The Morning Brief: Allergan Weighs Valeant, Pershing Square Offer

Valeant Pharmaceuticals International officially launched its exchange offer for Allergan. Valeant, which is teaming up with William Ackman’s Pershing Square Capital Management in the takeover bid, is offering shareholders of the Botox maker $72 per Allergan share in cash and 0.83 Valeant common shares. The offer is scheduled to expire at 5 p.m. on August 15, although the deadline could be extended.

“Valeant expects to complete a second-step merger promptly following the consummation of the exchange offer in order to acquire the remaining Allergan shares,” it states in a press release. Valeant also said Pershing Square continues to call a special meeting of Allergan stockholders. Valeant also said it is still willing to provide shareholders with a contingent value right related to sales of Allergan’s pending eye drug Darpin if it is able to work out a deal with Allergan. In response, Allergan said its board of directors “will carefully review and evaluate” the offer, adding that Allergan stockholders are advised “to take no action at this time pending the review” of the offer.

Millennium Management founder Israel “Izzy” Englander has bought another apartment at the famed Upper East Side building 740 Park Avenue, for $70 million, according to a Wall Street Journal report. He bought the apartment from the French government, which was reportedly asking for $48 million when it was put on the market in April. Englander bought his first apartment there in 2000, according to Michael Gross’ book 740 Park: The Story of the World’s Richest Apartment Building.

Englander, who ranked sixth on Alpha’s Rich List after making $850 million last year, has made $4 billion in the 12 years he has qualified for the annual ranking of the highest earning hedge fund managers. Over the years the 740 Park address has been home to a range of powerful business and political figures, including John D. Rockefeller Jr., Henry Kravis, Ronald Perelman, Saul Steinberg and Jacqueline Kennedy Onassis.

The insider trading trial of Rengan Rajaratnam got underway Wednesday. He is accused of conspiring with brother Raj, founder of the now-defunct Galleon Group hedge fund, who is now serving 11 years in prison for an insider trading scam that netted up to $75 million. Basically, the prosecution is trying to portray the pair as acting like twins, working very closely together.

In opening arguments, defense attorney Daniel Gitner said the brothers were “very different people, led very different lives, lived in very different circles ... and behaved very differently.” Last month the government dropped two of the five charges against Rengan. He is still charged with conspiracy to commit securities fraud and two counts of securities fraud.

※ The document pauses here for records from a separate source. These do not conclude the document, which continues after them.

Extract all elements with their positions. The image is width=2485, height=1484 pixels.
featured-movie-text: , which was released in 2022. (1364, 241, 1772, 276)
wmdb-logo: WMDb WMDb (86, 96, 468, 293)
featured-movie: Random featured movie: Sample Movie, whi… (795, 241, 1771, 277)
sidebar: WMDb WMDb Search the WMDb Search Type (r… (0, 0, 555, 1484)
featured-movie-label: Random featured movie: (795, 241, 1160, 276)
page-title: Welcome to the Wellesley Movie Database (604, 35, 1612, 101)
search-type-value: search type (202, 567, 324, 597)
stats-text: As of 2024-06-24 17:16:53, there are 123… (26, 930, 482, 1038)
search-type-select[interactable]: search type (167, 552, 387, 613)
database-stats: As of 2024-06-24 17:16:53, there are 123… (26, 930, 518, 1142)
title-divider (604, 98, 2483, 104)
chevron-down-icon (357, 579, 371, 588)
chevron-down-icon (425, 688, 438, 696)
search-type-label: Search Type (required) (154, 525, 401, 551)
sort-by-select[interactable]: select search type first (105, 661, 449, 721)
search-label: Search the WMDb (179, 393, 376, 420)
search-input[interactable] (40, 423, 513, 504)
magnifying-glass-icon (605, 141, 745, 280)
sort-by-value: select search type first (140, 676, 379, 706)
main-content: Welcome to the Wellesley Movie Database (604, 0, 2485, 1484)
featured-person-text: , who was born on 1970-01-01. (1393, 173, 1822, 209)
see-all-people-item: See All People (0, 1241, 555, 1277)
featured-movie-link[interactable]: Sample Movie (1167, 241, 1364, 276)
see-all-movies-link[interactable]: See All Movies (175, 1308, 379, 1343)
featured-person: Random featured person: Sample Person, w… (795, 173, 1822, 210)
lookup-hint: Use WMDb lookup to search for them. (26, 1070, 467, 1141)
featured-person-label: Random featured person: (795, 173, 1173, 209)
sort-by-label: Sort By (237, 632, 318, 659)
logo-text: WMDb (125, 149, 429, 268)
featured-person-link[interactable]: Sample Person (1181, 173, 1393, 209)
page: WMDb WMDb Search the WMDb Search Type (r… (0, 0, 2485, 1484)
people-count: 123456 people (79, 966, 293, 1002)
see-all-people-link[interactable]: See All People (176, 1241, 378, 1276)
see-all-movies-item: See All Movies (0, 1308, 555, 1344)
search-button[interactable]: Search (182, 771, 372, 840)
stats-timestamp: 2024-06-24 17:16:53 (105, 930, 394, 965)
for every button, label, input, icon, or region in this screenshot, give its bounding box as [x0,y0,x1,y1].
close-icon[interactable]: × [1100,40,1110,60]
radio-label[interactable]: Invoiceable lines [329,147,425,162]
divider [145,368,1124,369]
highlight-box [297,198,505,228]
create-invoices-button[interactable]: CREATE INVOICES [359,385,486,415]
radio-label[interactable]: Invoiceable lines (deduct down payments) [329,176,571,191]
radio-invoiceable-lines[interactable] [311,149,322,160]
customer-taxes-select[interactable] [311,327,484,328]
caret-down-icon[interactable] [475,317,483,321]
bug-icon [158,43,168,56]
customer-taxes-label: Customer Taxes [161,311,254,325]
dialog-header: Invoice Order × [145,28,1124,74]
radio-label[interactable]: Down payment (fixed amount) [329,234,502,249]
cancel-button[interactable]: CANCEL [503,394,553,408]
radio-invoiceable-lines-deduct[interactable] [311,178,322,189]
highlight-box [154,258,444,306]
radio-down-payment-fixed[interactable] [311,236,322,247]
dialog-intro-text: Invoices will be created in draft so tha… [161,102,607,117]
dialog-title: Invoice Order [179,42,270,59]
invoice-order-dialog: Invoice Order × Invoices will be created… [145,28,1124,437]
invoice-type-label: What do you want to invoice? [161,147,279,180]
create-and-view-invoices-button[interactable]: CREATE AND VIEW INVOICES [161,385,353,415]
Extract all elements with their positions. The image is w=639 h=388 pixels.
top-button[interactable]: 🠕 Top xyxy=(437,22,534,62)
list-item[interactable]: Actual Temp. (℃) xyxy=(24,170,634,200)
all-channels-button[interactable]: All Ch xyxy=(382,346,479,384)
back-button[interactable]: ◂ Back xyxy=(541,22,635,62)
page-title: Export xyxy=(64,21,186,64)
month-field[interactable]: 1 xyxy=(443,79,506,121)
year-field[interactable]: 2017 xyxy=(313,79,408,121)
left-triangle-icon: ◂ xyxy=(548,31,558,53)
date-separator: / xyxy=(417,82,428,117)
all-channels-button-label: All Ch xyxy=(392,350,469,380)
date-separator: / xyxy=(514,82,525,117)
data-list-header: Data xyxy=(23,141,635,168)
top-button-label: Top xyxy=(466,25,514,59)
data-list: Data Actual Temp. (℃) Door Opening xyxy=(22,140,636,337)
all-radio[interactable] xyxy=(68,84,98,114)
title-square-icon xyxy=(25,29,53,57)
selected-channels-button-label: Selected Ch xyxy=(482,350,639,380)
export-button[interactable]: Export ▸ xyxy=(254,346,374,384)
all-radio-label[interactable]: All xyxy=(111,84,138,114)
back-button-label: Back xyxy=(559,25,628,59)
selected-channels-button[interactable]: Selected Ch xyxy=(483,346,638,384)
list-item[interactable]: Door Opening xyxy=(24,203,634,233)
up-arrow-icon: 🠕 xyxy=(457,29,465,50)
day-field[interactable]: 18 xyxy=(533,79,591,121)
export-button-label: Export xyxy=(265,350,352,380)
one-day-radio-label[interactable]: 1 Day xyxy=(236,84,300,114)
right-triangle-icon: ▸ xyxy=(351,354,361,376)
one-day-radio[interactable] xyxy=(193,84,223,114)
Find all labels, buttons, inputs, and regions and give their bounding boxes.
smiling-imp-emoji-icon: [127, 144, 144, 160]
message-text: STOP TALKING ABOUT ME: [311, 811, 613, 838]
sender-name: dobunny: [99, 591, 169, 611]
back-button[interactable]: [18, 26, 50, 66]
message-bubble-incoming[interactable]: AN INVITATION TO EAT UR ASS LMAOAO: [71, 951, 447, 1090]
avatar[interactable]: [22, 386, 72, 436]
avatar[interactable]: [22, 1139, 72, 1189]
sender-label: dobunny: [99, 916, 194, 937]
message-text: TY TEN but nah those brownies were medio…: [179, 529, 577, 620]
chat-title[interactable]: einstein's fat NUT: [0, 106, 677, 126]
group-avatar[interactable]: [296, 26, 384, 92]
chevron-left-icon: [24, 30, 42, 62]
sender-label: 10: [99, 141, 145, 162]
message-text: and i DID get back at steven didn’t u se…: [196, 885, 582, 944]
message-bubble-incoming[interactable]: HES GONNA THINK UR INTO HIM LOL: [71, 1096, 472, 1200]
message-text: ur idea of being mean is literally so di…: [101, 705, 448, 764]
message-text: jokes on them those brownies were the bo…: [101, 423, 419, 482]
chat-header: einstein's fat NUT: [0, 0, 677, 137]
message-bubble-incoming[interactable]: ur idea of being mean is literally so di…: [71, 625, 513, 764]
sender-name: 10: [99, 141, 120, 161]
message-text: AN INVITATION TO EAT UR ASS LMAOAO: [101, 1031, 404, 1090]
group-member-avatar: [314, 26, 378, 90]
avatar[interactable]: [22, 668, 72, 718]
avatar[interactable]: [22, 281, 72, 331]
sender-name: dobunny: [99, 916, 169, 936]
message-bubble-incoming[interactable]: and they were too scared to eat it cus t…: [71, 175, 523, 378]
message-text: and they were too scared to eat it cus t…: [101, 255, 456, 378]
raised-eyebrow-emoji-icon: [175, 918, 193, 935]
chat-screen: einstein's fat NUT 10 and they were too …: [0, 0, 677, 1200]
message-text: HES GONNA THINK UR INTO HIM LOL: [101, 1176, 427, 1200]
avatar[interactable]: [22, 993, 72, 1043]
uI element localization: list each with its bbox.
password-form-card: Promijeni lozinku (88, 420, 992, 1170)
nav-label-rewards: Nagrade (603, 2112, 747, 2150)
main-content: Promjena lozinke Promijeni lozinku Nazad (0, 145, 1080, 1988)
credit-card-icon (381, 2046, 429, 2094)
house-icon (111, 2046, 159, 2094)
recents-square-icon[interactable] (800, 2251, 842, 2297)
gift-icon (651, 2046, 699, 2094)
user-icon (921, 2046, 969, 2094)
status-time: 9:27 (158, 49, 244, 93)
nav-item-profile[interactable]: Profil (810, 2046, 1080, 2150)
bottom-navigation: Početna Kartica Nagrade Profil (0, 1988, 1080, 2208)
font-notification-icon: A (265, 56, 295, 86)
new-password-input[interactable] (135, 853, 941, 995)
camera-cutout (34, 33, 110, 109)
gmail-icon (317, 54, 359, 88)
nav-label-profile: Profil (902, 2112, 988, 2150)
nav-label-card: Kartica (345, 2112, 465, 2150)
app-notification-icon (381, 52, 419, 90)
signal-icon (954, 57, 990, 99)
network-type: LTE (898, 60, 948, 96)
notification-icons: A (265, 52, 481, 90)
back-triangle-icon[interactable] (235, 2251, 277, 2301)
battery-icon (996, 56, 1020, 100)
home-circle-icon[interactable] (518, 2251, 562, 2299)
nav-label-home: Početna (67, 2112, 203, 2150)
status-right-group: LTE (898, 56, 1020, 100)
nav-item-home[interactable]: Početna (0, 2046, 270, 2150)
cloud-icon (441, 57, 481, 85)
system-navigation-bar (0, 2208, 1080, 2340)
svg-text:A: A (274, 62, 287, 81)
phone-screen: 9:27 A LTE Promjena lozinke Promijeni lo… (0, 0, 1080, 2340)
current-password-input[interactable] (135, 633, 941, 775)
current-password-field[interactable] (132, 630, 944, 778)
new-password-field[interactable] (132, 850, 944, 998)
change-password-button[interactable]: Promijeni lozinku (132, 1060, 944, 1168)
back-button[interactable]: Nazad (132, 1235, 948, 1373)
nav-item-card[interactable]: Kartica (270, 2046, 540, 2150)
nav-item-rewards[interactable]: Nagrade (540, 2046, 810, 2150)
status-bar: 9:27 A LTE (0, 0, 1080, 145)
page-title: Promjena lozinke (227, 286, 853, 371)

Shares of Gap jumped 1.24 percent after they were upgraded to “buy” from “hold” by Canaccord Genuity. The stock, one of four disclosed holdings of Edward Lampert’s ESL Holdings, is up more than 6.6 percent for the year.

Shares of Insmed Inc. surged more than 42 percent Wednesday after it announced the Food and Drug Administration gave its drug, Arikaynce, a Breakthrough Therapy designation for the treatment of adult patients with lung disease. Two of the company’s four largest investors are hedge funds. The second largest investor, with 5.13 percent of the shares, is New York–based Deerfield Management, which specializes in health care investments. Englander’s Millennium Management owns 4.19 percent of the stock, making it the fourth largest holder. The stock’s market cap is now close to $700 million.